Janda Muda

Janda Muda

Status

"Beneran ini cuma warung kopi biasa, Nis?"

Ibu Atun yang sedari tadi duduk di salah satu kursi mulai bersua. Aku menghentikan gerakan tangan yang tengah mengelap meja, menatap ke arah wanita bertubuh sedikit tambun itu dengan sorot mata penuh tanya, apa maksud dari ucapan beliau.

"Biasanya nih ya, kalau yang punya warung itu statusnya janda, bisa jadi antara dua. Antara beneran jualan makanan atau jualan anu. haha ... paham kan Bu Rani maksud ucapan saya." 

"Lah paham lah, orang yang beli biasanya laki-laki semua. Mana ada pembelinya ibu-ibu kaya kita." 

Darahku seakan mendidih mendengar ucapan dari dua orang ibu-ibu yang memang terkenal julid di kampung ini. Aku sudah biasa mendengar ucapan yang memojokkan tentang status jandaku, tapi kali ini rasanya sungguh keterlaluan. Hanya karena aku seorang janda, bukan berarti mereka bebas memberi lebel serendah itu.

Ku lempar kain yang berada di tangan, hatiku memanas menahan marah yang sedari tadi ku tahan.

"Bu, memang apa salahnya kalau saya janda? Saya gak ngelakukan hal yang salah.

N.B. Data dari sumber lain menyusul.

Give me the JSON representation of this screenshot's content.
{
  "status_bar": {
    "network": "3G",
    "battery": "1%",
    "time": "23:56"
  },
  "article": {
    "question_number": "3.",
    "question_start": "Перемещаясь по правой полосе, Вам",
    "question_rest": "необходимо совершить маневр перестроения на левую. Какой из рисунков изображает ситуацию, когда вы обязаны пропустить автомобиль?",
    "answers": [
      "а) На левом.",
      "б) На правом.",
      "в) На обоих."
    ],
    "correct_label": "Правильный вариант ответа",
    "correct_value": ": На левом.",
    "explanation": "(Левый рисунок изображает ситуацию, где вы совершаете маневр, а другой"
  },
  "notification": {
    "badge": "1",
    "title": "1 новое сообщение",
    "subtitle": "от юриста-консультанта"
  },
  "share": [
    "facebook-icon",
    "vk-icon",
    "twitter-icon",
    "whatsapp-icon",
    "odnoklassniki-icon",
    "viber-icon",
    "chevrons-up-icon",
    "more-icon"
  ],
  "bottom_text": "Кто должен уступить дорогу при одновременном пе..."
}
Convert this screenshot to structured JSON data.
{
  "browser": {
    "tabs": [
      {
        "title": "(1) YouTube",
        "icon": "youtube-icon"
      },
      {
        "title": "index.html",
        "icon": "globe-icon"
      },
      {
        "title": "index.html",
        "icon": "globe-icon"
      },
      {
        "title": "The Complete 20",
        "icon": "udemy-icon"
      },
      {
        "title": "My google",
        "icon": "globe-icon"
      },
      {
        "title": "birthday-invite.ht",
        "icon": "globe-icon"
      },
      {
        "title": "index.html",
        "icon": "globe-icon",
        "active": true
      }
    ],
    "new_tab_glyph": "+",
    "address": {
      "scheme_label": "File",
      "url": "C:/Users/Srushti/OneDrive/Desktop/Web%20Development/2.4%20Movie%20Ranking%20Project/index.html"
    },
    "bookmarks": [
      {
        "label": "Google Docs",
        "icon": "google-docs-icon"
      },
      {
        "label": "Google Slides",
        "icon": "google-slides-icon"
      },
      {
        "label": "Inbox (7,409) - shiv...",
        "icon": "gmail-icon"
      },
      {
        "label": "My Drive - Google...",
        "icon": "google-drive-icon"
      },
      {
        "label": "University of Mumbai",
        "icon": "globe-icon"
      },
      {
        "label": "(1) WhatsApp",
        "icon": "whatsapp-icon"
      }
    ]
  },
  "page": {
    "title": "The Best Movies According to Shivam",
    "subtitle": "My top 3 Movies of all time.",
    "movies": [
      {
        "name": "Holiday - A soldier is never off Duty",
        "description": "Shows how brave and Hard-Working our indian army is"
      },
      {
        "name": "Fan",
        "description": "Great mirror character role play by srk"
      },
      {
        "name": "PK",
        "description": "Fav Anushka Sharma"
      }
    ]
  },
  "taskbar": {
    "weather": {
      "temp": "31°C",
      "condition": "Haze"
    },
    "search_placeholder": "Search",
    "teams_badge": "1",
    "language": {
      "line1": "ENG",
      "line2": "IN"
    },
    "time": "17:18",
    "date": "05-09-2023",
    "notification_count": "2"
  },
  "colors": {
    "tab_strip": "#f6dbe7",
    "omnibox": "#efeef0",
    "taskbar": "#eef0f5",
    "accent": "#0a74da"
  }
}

Saya jualan buat menuhin kehidupan saya, jangan karena status saya janda ibu bisa bilang gitu."

"Kalau engga terbukti gak usah marah to mbak Rengganis. Kami kan cuma bilang, kebanyakan faktanya seperti itu. Kalau Mbak nya gak merasa ya sudah santai saja. Ayo Bu Rani, kita pulang aja." Bu Atun lantas berdiri, menatap ke arahku sekilas lalu membuang muka dengan ekspresi tidak suka.

Bukan hanya mereka, tetapi juga banyak warga lainnya yang menilai status janda dengan berlebihan. Akupun sebenarnya tak ingin hidup dipandang hina, tetapi takdir dan keadaan sudah merubah segalanya.

Di usia yang baru menginjak 22 tahun aku sudah menyandang status janda tiga kali. Tiga kali pernikahanku tak ada yang bertahan lama, semua hanya bertahan tak lebih dari seumur jagung. 

Dahulu aku memiliki kehidupan yang normal, hidup sebagai anak sekolah yang juga punya mimpi dan cita-cita. Tetapi semua kandas ketika Ayah menjodohkan ku dengan anak sahabatnya yang umurnya terpaut lima belas tahun denganku, disitulah kehancuran hidupku dimulai.

Lelaki itu bernama Yusri, seorang duda tanpa anak. Ayah Mas Yusri adalah rekan bisnis Ayah. Mereka berdua menjalankan usaha jual beli motor bekas. Entah apa yang terpikirkan oleh ayah saat itu hingga tega menjodohkanku dengan lelaki yang usianya terpaut cukup jauh denganku, hingga aku harus berhenti sekolah.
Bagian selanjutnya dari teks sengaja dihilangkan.